I read the article with the hope of getting some insight into what actually drove the panic when it occurred and how things have changed since when the game got played in the late 80s. The only thing I walked away from it with was the reference to 'Black Swans' which I just ran away and read, and liked.

Now to my comment.

If someone had asked me 5 years ago what the end result would have been of giving 0.5% variable interest loans to people with a diminished ability to pay off the loan, a bad history with dealing with money, in a market with inflated house prices I could have predicted the first order effects in about 10 seconds.

A pocket calculator, let alone a bunch of PhD's banging away on keyboards would have made no difference to my predictions.

I could probably have a stab at the second order effects (given how the central banks have behaved). But my predictions would be a series of branches based on decisions that actual people made, not on some bulk property of the market. Anybody who claims that they can use bulk properties to predict how things will behave an a non-linear system is a liar.

The market shake-up wasn't caused by some freak confluence of events (black swan), bad models, or a lack of understanding of models. It was caused by the simple fact that your worst days comes straight your best days, parties start slowly, but end quickly, you might be able to ride the wave for minuets, but it breaks in seconds.

The sub prime market got used up like any resource, and when the was no place to expand to, it imploded. It's what we humans do to any resource, and it's what we'll do with oil, coal, uranium, the next round of financial regulation loop holes, p2p downloads and everything else.

Aussie bin Laden penetrates APEC security

Matthew

God bless political comedy

These are the wacky kids who sent legal letters to Google over having their video REMOVED from youtube, and forced them to put it back up  God bless their souls.

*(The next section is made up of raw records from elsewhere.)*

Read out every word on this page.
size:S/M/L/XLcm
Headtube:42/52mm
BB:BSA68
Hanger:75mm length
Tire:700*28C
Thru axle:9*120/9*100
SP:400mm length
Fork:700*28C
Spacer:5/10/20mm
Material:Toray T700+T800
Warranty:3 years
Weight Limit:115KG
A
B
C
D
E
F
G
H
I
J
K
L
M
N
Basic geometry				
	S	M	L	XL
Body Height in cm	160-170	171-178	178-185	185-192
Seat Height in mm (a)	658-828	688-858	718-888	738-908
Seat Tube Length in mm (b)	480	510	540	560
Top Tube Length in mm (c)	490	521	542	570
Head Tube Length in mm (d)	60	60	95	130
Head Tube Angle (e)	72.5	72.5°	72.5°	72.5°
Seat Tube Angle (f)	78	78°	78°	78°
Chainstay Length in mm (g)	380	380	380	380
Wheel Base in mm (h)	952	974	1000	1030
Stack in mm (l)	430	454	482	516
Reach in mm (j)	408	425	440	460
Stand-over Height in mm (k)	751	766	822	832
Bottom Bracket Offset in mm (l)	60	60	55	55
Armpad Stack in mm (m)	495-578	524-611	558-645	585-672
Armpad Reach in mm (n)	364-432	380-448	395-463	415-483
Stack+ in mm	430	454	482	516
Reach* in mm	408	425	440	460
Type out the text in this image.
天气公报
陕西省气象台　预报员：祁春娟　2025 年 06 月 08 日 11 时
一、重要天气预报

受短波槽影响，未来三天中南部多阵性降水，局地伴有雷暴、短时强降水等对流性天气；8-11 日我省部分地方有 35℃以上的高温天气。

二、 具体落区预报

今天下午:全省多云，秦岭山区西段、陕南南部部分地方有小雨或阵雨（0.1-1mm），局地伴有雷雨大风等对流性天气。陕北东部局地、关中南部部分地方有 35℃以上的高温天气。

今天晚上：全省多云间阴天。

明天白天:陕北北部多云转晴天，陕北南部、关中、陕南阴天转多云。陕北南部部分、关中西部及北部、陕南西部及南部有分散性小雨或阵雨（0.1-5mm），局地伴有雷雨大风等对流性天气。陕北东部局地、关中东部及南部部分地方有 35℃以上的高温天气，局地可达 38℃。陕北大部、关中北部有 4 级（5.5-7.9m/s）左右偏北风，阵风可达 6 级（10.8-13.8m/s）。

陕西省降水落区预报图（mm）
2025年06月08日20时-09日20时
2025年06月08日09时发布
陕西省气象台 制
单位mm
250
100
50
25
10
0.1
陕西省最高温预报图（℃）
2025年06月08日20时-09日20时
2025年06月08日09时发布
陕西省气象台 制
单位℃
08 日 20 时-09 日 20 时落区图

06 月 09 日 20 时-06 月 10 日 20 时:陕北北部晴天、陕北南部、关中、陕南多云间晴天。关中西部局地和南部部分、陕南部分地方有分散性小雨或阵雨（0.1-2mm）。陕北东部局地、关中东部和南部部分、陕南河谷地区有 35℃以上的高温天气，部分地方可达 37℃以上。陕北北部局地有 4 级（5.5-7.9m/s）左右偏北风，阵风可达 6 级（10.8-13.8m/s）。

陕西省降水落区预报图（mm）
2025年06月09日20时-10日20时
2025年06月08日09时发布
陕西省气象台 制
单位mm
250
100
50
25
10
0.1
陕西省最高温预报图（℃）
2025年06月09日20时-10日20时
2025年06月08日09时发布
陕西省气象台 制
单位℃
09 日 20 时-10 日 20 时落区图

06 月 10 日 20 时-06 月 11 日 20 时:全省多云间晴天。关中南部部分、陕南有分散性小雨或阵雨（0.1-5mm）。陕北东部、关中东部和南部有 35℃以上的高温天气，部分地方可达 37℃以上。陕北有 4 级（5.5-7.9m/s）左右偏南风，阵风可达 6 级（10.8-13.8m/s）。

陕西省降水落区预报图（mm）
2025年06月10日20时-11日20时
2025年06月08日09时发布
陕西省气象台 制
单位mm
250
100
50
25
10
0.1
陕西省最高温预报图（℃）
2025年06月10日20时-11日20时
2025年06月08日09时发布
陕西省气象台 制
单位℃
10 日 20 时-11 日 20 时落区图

If anybody wants to see truly gutsy political comedy, try and find the video of Norman Gunston at the famous dismissal speech of Goff Whitlam.

How to counter premature optimisation

Matthew

Optimisation vs Buggy software

I agree with the author. Don't optimise until the end, only allow experts to play, and put clear explanations around the reason.

Having said that, I think some people may be getting hung up on the word 'optimisation' and think it equates to any change that improves the responsiveness/performance of an application.

If someone implements the wrong algorithm to solve a problem, or invents a problem, putting it right isn't optimisation it's bug fixing.

Example of evil optimisation:

A car race timing system back in the darkest 80s was using an IBM-XT to display the results as the cars crossed the line. To avoid using a multiply the really, really smart guy wrote 15 lines of hand crafted assembly that was smacked into the middle of the C. That code wasn't touched for 10 years, until I came along as a grad, and asked 'What does that do?'.

Not one person working in the company knew, I spent 3 days 'un-optimising' the code, which opened the code up to the compilers optimiser, and thus fixed a accuracy problem we were having. The smart guy solved the right problem on the day, but forgot to tell anybody.

On the flip side:

Big error reporting system was sorting the displayed list (nice really fast binary search) list into time order every time a new entry was added, the fact that the list was already in time order, and that errors came in in time order seemed to have been missed by the developer. Removing the sort was not optimisation, it was bug fixing, the code was more maintainable, worked as specified, and had adequate performance.

For my mind 'optimisation' is the process of breaking code maintainability for the sake of performance.

Improving the performance, maintainability and efficiency of an application through fixing broken code and improving architecture is a very different beast.